Секта. Роман на запретную тему (Колышевский) - страница 2

Он сделал шаг вперед, подошел к старику на расстояние вытянутой руки, поднял свой гигантский пистолет и, приставив его к затылку несчастного, спустил курок. Раздался оглушительный выстрел, усиленный вдобавок бетонными стенами камеры. Голова старика в мгновение ока стала напоминать взорванный гранатой арбуз.

Генерал Петя с некоторым удивлением посмотрел на пистолет, затем на ужасное дело рук своих, склонил голову так, как делает это умная остроухая немецкая овчарка, и, обращаясь сам к себе, восхищенно, с изумлением произнес:

– Рок-н-ролл!

Затем подумал немного и добавил грязное непечатное ругательство.

2

Служба давно закончилась. Отец Филипп, православный священник, прикрыл входные ворота. Был вечер зимнего, последнего перед Крещением воскресенья, и прихожан к службе явилось немного. Видать, берегут силы перед праздником, когда самые отчаянные станут нырять в прорубь, а значит, придется садиться на вездеход и ехать освящать полынью, пробитую в метровом льду с великой трудностью. Мороз и сейчас уже крепок, а на Крещение войдет в полную силу. Придется желающим испытать себя в ледяной обжигающей лаве, ломать собственной тяжестью ледяную корку, которой мгновенно схватывается открытая вода. Филипп из всех праздников отчего-то Крещение любил особенно. Может, из-за того, что и сам каждый год непременно нырял в прорубь, подавал пример колеблющимся. «Если уж батюшка вылез, то, значит, и с нами ничего не случится», – думали собравшиеся возле проруби люди и, мелко крестя рот, лезли следом.

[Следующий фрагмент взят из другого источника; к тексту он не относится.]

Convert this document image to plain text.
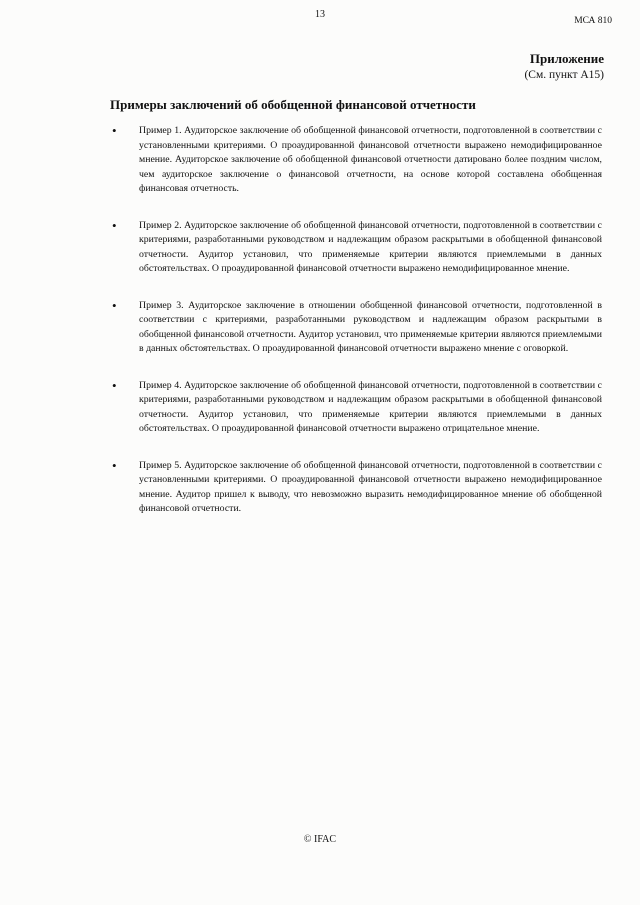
13
МСА 810
Приложение
(См. пункт А15)
Примеры заключений об обобщенной финансовой отчетности
•	Пример 1. Аудиторское заключение об обобщенной финансовой отчетности, подготовленной в соответствии с установленными критериями. О проаудированной финансовой отчетности выражено немодифицированное мнение. Аудиторское заключение об обобщенной финансовой отчетности датировано более поздним числом, чем аудиторское заключение о финансовой отчетности, на основе которой составлена обобщенная финансовая отчетность.

•	Пример 2. Аудиторское заключение об обобщенной финансовой отчетности, подготовленной в соответствии с критериями, разработанными руководством и надлежащим образом раскрытыми в обобщенной финансовой отчетности. Аудитор установил, что применяемые критерии являются приемлемыми в данных обстоятельствах. О проаудированной финансовой отчетности выражено немодифицированное мнение.

•	Пример 3. Аудиторское заключение в отношении обобщенной финансовой отчетности, подготовленной в соответствии с критериями, разработанными руководством и надлежащим образом раскрытыми в обобщенной финансовой отчетности. Аудитор установил, что применяемые критерии являются приемлемыми в данных обстоятельствах. О проаудированной финансовой отчетности выражено мнение с оговоркой.

•	Пример 4. Аудиторское заключение об обобщенной финансовой отчетности, подготовленной в соответствии с критериями, разработанными руководством и надлежащим образом раскрытыми в обобщенной финансовой отчетности. Аудитор установил, что применяемые критерии являются приемлемыми в данных обстоятельствах. О проаудированной финансовой отчетности выражено отрицательное мнение.

•	Пример 5. Аудиторское заключение об обобщенной финансовой отчетности, подготовленной в соответствии с установленными критериями. О проаудированной финансовой отчетности выражено немодифицированное мнение. Аудитор пришел к выводу, что невозможно выразить немодифицированное мнение об обобщенной финансовой отчетности.

© IFAC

Приход маленький, да и церковка не чета Елоховской: тоже маленькая, бревенчатая, словно выросшая из таежной мерзлоты. Построили ее еще при государе императоре Александре Втором Благословенном в его Императорскую честь. Так и назвали церковку – Александровская. И село с таким же названием, и приход. Служил в нем отец Филипп с самой семинарии, немедленно после ее окончания отправившись из подмосковного тогда еще Загорска, а ныне Сергиева Посада, в далекий Иркутск, а потом и дальше, к самому Байкалу. Здесь и служил все тридцать два года безустанно, ни разу даже в отпуск не попросился. Священник любил этот край, исходил его взад и вперед и ни за что не променял бы святой байкальской земли даже на московские «сорок сороков». Пусть тот, кто Богу служит ради карьеры, в Москву стремится, а Филипп служил ради совести. Честно. Все зоны вокруг, словно щедрым сеятелем раскиданные, навещал, везде его знали. Пусть и сложно было сперва: зэки народ непростой, да только Господь со всеми на своем языке говорит, и со временем даже самые лютые, те, кто по зонам с юности до могильного кургана живут, при виде неутомимого священника ощеривали рот с редкими зубами – улыбались, значит. В самом Александровском весь народ так или иначе к зоне относился. Зона всех кормила и поила – и тех, кто в ней работал и служил, и тех, кто когда-то в ней сидел. Обычное дело: «откинется» зэк, а куда ему податься? Вот и остаются людишки, обзаводятся мало-мальским хозяйством, частенько женятся. Бузят, конечно, не без этого. Потом, когда в себя приходят, идут к батюшке, грехи замолить или совета спросить. Одним словом, пастырь и его паства. Все как и должно быть. Кто еще научит, на путь истинный наставит, как не священник? Он же и грех снимет с души, а грехов на душе у сидельца российского немало.